The Pros About eBook and eReaders
- Price :: It’s almost always cheaper
- Weight :: No matter how many books, they all weigh the same
- Features :: instant searching, highlights, bookmarks, notes, and more
It is almost always the case that eBooks are cheaper than paper copies, sometimes drastically cheaper. This is just the realities of the manufacturing process. Paper is expensive, uses natural resources, and you are taking a digital original (I am guessing no author writes by hand, but all use a computer to write) making it into paper. An eBook you don’t have that conversion.
There are still publishers that just don’t get it, or are overly greedy. I would love to see one give a side by side comparison of profit margins for an eBook over a paper copy that has to make its way into the distribution network. An eBook is overwhelmingly cheaper to produce and distribute than a paper copy, so “most” publishers pass that savings along to their customers. If the eBook is close to the same price, it shouldn’t be. DRM is always trying to rear its ugly head as well.
I can carry 10 books, or 100 books on my iPad 2 and their combined weight is still going to be 1.33 pounds (601 g). This is a bigger deal, at least to me, than it sounds. If I am going on a trip, especially on a plane, I can literally take as many books as I can possibly read, that just isn’t physically possible with paper.
This in an incredible feature of owning an eBook. You have instant access to search all aspects of the book, your notes, highlights, and you even have instant access to a dictionary, Wikipedia search, or even a google search on a selected area (try searching the bible for one single word or phrase by paper). Amazon takes this one step farther and offers all highlights, notes, and bookmarks for each book on your Amazon account at http://kindle.amazon.com/. From there you can access everything associated with each kindle book.

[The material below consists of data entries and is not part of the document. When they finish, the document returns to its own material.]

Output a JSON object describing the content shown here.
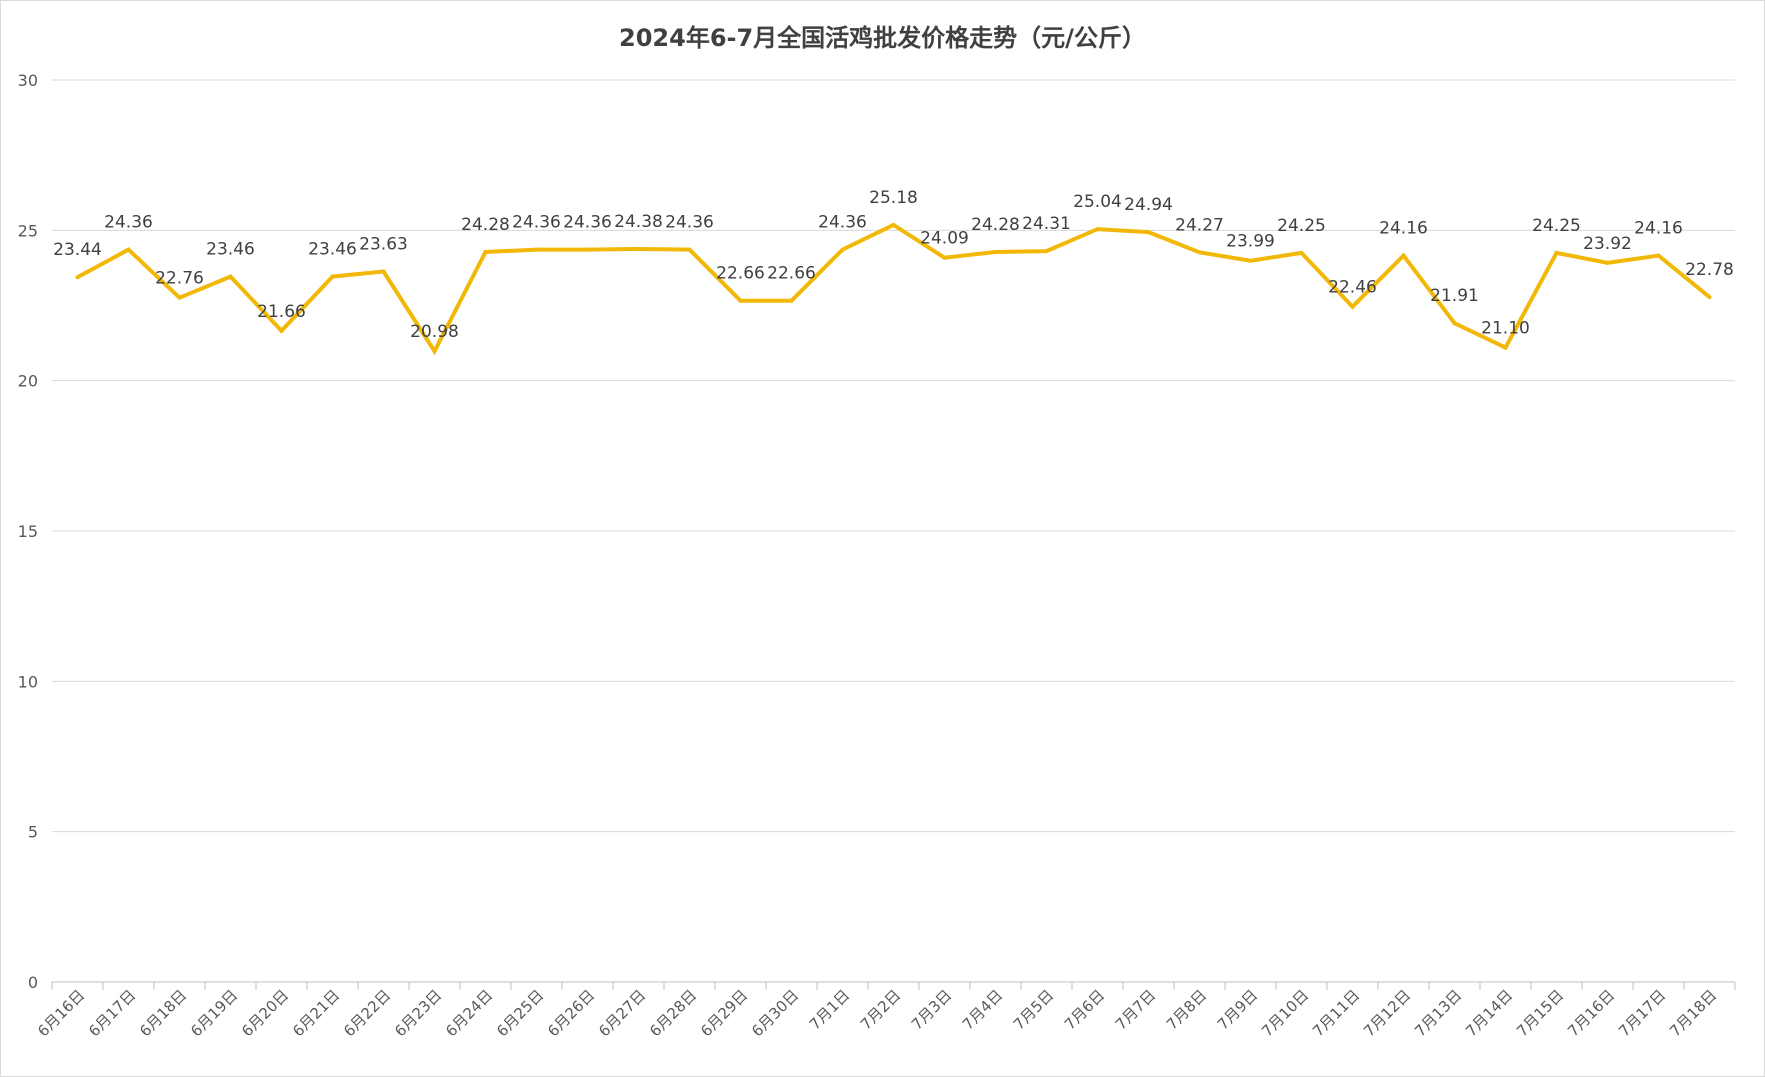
{
  "chart_data": {
    "type": "line",
    "title": "2024年6-7月全国活鸡批发价格走势（元/公斤）",
    "xlabel": "",
    "ylabel": "",
    "ylim": [
      0,
      30
    ],
    "yticks": [
      "0",
      "5",
      "10",
      "15",
      "20",
      "25",
      "30"
    ],
    "grid": "horizontal",
    "legend": "none",
    "line_color": "#F2B807",
    "categories": [
      "6月16日",
      "6月17日",
      "6月18日",
      "6月19日",
      "6月20日",
      "6月21日",
      "6月22日",
      "6月23日",
      "6月24日",
      "6月25日",
      "6月26日",
      "6月27日",
      "6月28日",
      "6月29日",
      "6月30日",
      "7月1日",
      "7月2日",
      "7月3日",
      "7月4日",
      "7月5日",
      "7月6日",
      "7月7日",
      "7月8日",
      "7月9日",
      "7月10日",
      "7月11日",
      "7月12日",
      "7月13日",
      "7月14日",
      "7月15日",
      "7月16日",
      "7月17日",
      "7月18日"
    ],
    "values": [
      23.44,
      24.36,
      22.76,
      23.46,
      21.66,
      23.46,
      23.63,
      20.98,
      24.28,
      24.36,
      24.36,
      24.38,
      24.36,
      22.66,
      22.66,
      24.36,
      25.18,
      24.09,
      24.28,
      24.31,
      25.04,
      24.94,
      24.27,
      23.99,
      24.25,
      22.46,
      24.16,
      21.91,
      21.1,
      24.25,
      23.92,
      24.16,
      22.78
    ],
    "labels": [
      "23.44",
      "24.36",
      "22.76",
      "23.46",
      "21.66",
      "23.46",
      "23.63",
      "20.98",
      "24.28",
      "24.36",
      "24.36",
      "24.38",
      "24.36",
      "22.66",
      "22.66",
      "24.36",
      "25.18",
      "24.09",
      "24.28",
      "24.31",
      "25.04",
      "24.94",
      "24.27",
      "23.99",
      "24.25",
      "22.46",
      "24.16",
      "21.91",
      "21.10",
      "24.25",
      "23.92",
      "24.16",
      "22.78"
    ]
  }
}
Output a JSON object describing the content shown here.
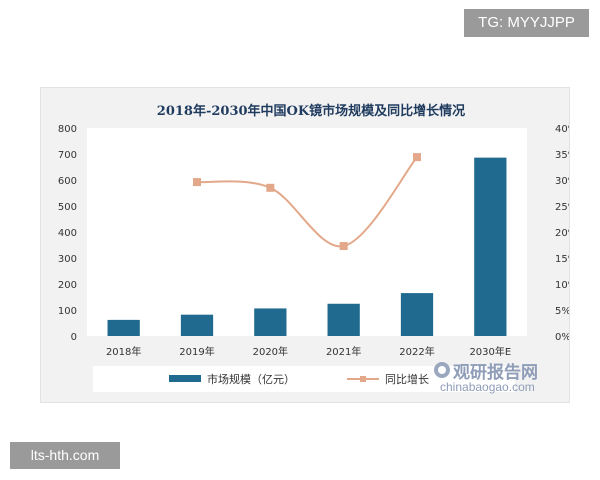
{
  "badges": {
    "top_right": "TG: MYYJJPP",
    "bottom_left": "lts-hth.com"
  },
  "watermark": {
    "name": "观研报告网",
    "url": "chinabaogao.com"
  },
  "colors": {
    "bar": "#1f6a8e",
    "line": "#e3a889",
    "title": "#1f3b5e",
    "frame_bg": "#f2f2f2",
    "plot_bg": "#ffffff",
    "axis_text": "#333333"
  },
  "chart_data": {
    "type": "bar",
    "title": "2018年-2030年中国OK镜市场规模及同比增长情况",
    "categories": [
      "2018年",
      "2019年",
      "2020年",
      "2021年",
      "2022年",
      "2030年E"
    ],
    "series": [
      {
        "name": "市场规模（亿元）",
        "type": "bar",
        "axis": "left",
        "values": [
          62,
          82,
          106,
          124,
          165,
          686
        ]
      },
      {
        "name": "同比增长",
        "type": "line",
        "axis": "right",
        "values": [
          null,
          0.296,
          0.285,
          0.173,
          0.344,
          null
        ]
      }
    ],
    "y_left": {
      "range": [
        0,
        800
      ],
      "ticks": [
        "0",
        "100",
        "200",
        "300",
        "400",
        "500",
        "600",
        "700",
        "800"
      ]
    },
    "y_right": {
      "range": [
        0,
        0.4
      ],
      "ticks": [
        "0%",
        "5%",
        "10%",
        "15%",
        "20%",
        "25%",
        "30%",
        "35%",
        "40%"
      ]
    },
    "grid": false,
    "legend_position": "bottom"
  }
}
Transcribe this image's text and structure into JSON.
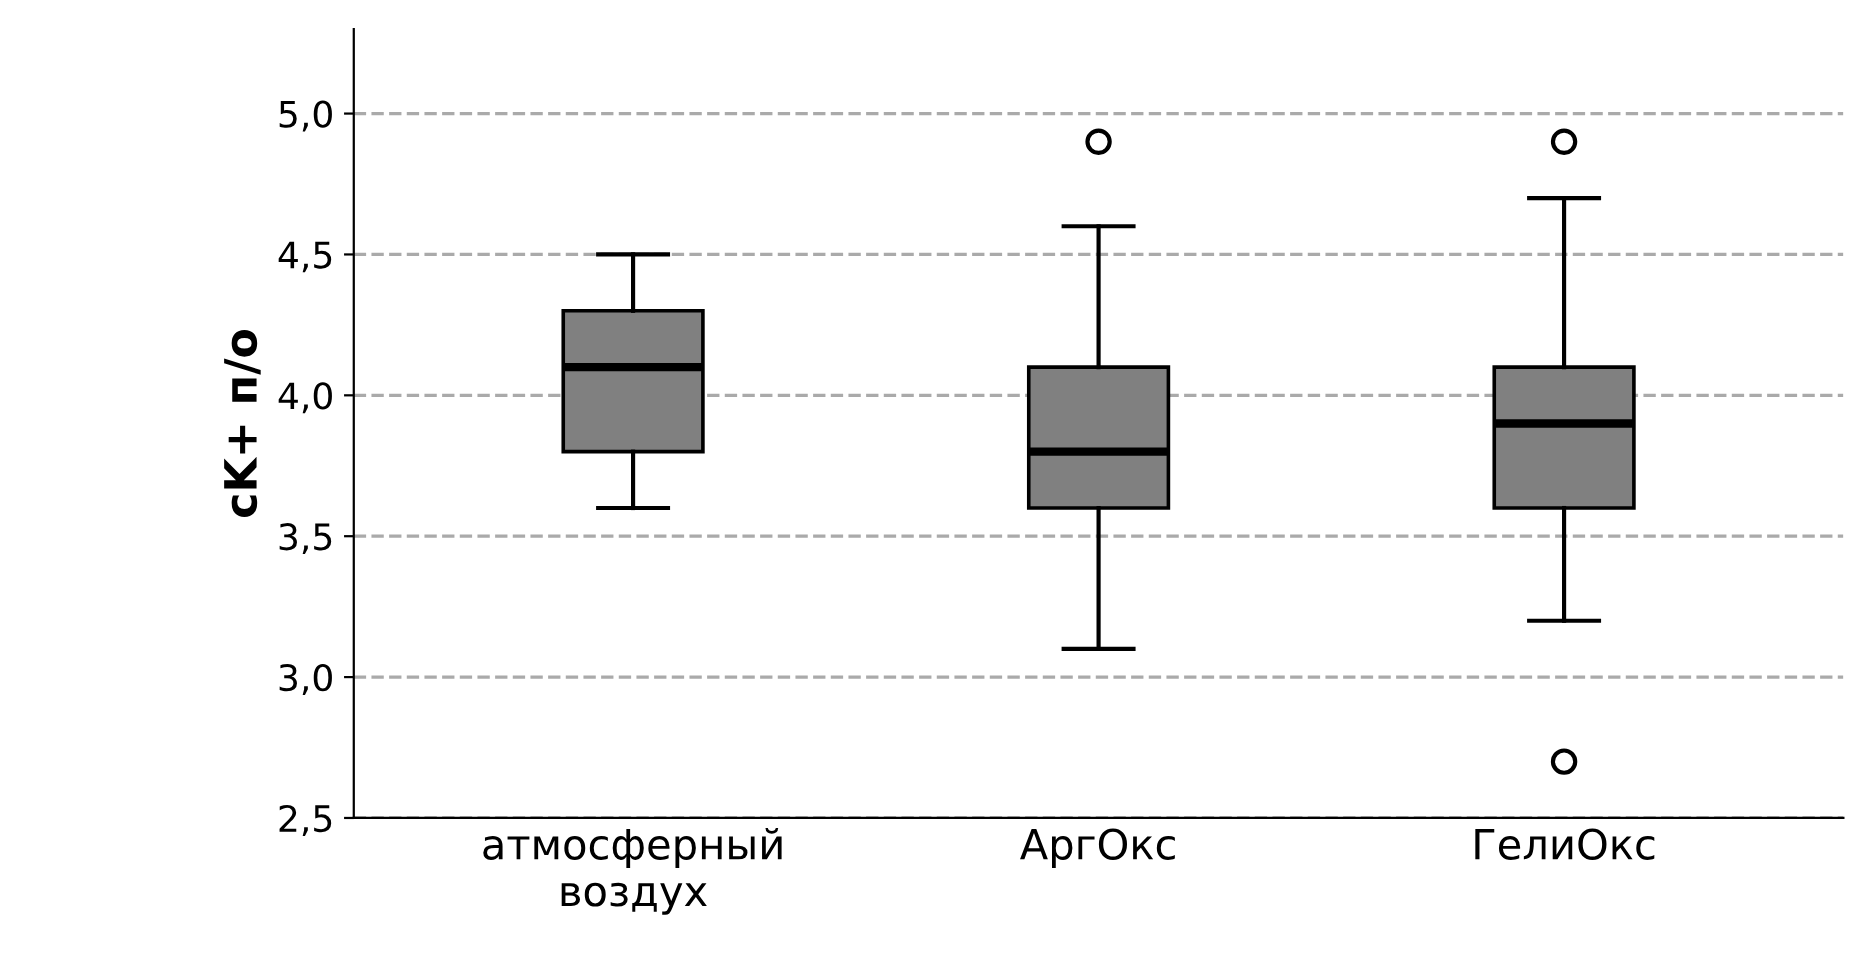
{
  "chart_data": {
    "type": "box",
    "ylabel": "cK+ п/о",
    "categories": [
      "атмосферный\nвоздух",
      "АргОкс",
      "ГелиОкс"
    ],
    "boxes": [
      {
        "low": 3.6,
        "q1": 3.8,
        "median": 4.1,
        "q3": 4.3,
        "high": 4.5
      },
      {
        "low": 3.1,
        "q1": 3.6,
        "median": 3.8,
        "q3": 4.1,
        "high": 4.6,
        "outliers": [
          4.9
        ]
      },
      {
        "low": 3.2,
        "q1": 3.6,
        "median": 3.9,
        "q3": 4.1,
        "high": 4.7,
        "outliers": [
          4.9,
          2.7
        ]
      }
    ],
    "color": "#808080",
    "ylim": [
      2.5,
      5.3
    ],
    "yticks": [
      {
        "value": 2.5,
        "label": "2,5"
      },
      {
        "value": 3.0,
        "label": "3,0"
      },
      {
        "value": 3.5,
        "label": "3,5"
      },
      {
        "value": 4.0,
        "label": "4,0"
      },
      {
        "value": 4.5,
        "label": "4,5"
      },
      {
        "value": 5.0,
        "label": "5,0"
      }
    ],
    "grid": "y",
    "line_style": "dashed"
  }
}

The Pros About Paper Books
- The Physical Smell and Feel of Paper?
- Paper is Art :: it is created only when reading is complete
- Comfort Factor
This seems to be the biggest hang up with those who love paper books, you can’t get that musty smell of the paper and ink with an iPad. I know this smell well. Deb and I owned our own book business for several years (see We are No Longer Selling Books as Amazon Marketplace Sellers) and we had a house filled to the brim with tens of thousands of books. It is a smell that lingers with you for a long time. Personally, I love the smell of solder and computer boards in the morning, but it’s true, you don’t get that connection with nature without the paper.
I understand this one too, but I would think a hand written copy by a scribe would be more art than a bulk made printing press, but yes, you the reader make the book into art as you read the book. If you highlight, underline, scribble, you are free range on the book and when the book is finished, you have a new “work of art” unlike anyone else. Of course if you are one who never highlights or makes notes (and if you are, I don’t get that either), then the book is not art, but just the same book that still sits on a Barnes & Noble shelf.
For some it’s just the comfort, like that of an old slipper. A book, by definition, is paper. If it’s digital, call it an eBook, not a book. Some say it just isn’t the same to curl up with your iPad eBook in front of a warm fire and drift off into the greater beyond of reading. I will say on this point that there is a distraction factor with a digital device that is totally removed by a paper book. Your paper book won’t pop up with a Tweet or news alert while you are in the middle of a deep chapter, and this adds to the comfort level.